Con esto de la vida urbana y el abandono de las áreas rurales están en peligro de extinción muchas cosas. Por ejemplo, la sabiduría que va ligada a la agricultura: esa práctica con la que los respiradores de polución apenas hemos tenido mucho más contacto que algunos experimentos escolares como el del garbanzo y el algodón, y que supone, sin que aquellos niños pasmados por la evolución del diminuto brote apenas empezaran a imaginarlo, toda una teoría vital, y muy simple: la de consumir sólo lo que puede regenerarse. Así de sencillo. Se podría materializar en el ordeñado de una vaca, o en la paciencia con las ponederas: humano, no debes comerte la gallina, sino el huevo, para que la gallina pueda poner más huevos que luego podrás comerte. No explotes en exceso, humano, una tierra que, en el futuro, porque la agricultura va siempre de la mano con el futuro, nos dará más alimento si cumplimos el facilísimo requisito de no agotarla.

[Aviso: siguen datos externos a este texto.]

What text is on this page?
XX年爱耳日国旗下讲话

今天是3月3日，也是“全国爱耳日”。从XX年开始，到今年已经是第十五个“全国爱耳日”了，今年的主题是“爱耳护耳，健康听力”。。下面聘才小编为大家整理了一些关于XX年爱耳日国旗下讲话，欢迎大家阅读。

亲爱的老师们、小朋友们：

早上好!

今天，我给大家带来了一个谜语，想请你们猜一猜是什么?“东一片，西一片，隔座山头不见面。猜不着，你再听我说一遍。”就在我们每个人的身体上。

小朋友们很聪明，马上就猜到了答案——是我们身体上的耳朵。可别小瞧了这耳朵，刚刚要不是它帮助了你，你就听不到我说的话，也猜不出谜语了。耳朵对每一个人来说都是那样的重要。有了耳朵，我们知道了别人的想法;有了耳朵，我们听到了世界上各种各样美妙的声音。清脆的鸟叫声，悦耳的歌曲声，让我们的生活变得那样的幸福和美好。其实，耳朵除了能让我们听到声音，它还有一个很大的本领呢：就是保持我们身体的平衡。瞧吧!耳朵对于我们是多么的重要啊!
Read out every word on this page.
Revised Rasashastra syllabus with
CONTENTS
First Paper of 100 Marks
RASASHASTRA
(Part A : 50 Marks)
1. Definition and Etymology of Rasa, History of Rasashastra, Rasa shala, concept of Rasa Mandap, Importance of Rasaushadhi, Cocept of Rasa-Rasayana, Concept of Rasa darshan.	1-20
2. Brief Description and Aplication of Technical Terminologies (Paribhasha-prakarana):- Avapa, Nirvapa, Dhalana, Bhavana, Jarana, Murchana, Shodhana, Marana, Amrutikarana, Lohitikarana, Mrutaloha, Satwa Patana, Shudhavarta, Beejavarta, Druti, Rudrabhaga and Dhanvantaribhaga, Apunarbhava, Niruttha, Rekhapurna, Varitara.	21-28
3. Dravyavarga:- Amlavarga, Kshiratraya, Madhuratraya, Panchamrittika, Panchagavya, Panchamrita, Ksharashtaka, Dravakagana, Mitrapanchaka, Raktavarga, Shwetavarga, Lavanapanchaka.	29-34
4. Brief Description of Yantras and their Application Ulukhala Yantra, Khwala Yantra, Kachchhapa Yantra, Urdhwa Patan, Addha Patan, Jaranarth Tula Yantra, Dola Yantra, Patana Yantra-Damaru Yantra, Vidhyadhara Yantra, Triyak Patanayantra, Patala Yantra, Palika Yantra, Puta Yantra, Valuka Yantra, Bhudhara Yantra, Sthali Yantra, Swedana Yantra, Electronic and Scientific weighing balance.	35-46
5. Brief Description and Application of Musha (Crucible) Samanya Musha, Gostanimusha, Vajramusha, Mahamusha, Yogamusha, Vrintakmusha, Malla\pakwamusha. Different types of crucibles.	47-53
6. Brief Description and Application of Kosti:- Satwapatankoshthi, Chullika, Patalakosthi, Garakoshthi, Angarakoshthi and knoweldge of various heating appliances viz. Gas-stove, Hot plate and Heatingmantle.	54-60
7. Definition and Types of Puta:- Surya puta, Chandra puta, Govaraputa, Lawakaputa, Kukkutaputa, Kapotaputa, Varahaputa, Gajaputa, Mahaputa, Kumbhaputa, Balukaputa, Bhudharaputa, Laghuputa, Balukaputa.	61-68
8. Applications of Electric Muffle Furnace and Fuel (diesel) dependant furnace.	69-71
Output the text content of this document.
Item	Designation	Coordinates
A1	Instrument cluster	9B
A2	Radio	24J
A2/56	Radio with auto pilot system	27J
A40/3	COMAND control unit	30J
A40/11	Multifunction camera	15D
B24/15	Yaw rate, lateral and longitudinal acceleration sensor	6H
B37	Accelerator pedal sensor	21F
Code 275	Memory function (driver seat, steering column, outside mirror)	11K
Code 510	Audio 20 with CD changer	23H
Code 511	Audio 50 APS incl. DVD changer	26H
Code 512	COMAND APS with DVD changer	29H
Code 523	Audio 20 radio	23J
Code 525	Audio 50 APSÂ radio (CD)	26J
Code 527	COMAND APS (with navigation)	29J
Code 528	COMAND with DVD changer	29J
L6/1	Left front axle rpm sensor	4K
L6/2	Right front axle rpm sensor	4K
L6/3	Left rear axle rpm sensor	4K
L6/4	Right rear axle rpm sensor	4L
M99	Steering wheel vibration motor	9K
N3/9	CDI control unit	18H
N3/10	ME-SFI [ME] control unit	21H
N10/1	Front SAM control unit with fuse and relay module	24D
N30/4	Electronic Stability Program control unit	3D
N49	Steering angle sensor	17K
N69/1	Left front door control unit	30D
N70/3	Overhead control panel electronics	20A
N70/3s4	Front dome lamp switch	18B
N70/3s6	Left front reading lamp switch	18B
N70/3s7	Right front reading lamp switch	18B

Toda esta sapiencia agrícola ha quedado fuera de aquellas cabezas nuestras “de ciudad”, ésas que asocian abono con el transporte público, solarización con Man Ray e injerto con cirugía capilar, y es una pena. En tiempos como hoy, más que una pena, es una jodienda. Los dirigentes, sin ir más lejos, son unos de los muchos que deberían pasarse un par de años aprendiendo la recolecta de la coliflor o la selección de la trucha. Ellos: los mismos que parecen desdeñar cualquier refranero arcaico y prefieren otras teorías, mucho más urbanitas y neoliberales, como la de exprimirlo todo hasta dejarlo sin fruto. Ya lo hicieron invirtiendo en ladrillo y no en desarrollo e investigación, que es donde hubieran puesto los ingresos cualquier sabio labriego con los ojos atentos al futuro. Cuando el ladrillo ya está bien exprimido, ahora tocan la educación, la energía, la sanidad. Sin importar que aumenten los enfermos, los excluidos, los desesperados… Vamos, un modelo de actuación, loable según los politicos, que no sólo desprecia a los mismos ciudadanos que han pagado el sistema sino también a un elemento más abstracto -¡y vengador!- llamado futuro.
Para mí, este privatizar sin medida, este ordeñar por encima de cualquier posibilidad que ofrezca la naturaleza, me parece el mismo modo, atolondrado e irresponsable, en que se desvalija un huerto ajeno, indiferentes al hecho de que vuelva a dar frutos algún día, o la manera en la que come un niño hambriento: a dos carrillos, a puñados, a atragantaderas, sin pensar jamás en cosas como el empacho o el colesterol o, mucho menos, en si habría que guardar algo para la hora de la cena o si habría que compartir la comida con alguien: con esa urgencia descerebrada e insensata que desprecia generaciones de planificación y sabiduría. Así come un niño hambriento; así se llenan los bolsillos -y los de los colegas-, a la desesperada, los mandatarios que sospechan que su tiempo como administradores de la riqueza no va a ser eterno. Exprimiendo gallinas para montarse ellos un caldo y al resto no dejarnos ni los huevos. Alguien debería regresar al campo: o ellos, o nosotros, o todos.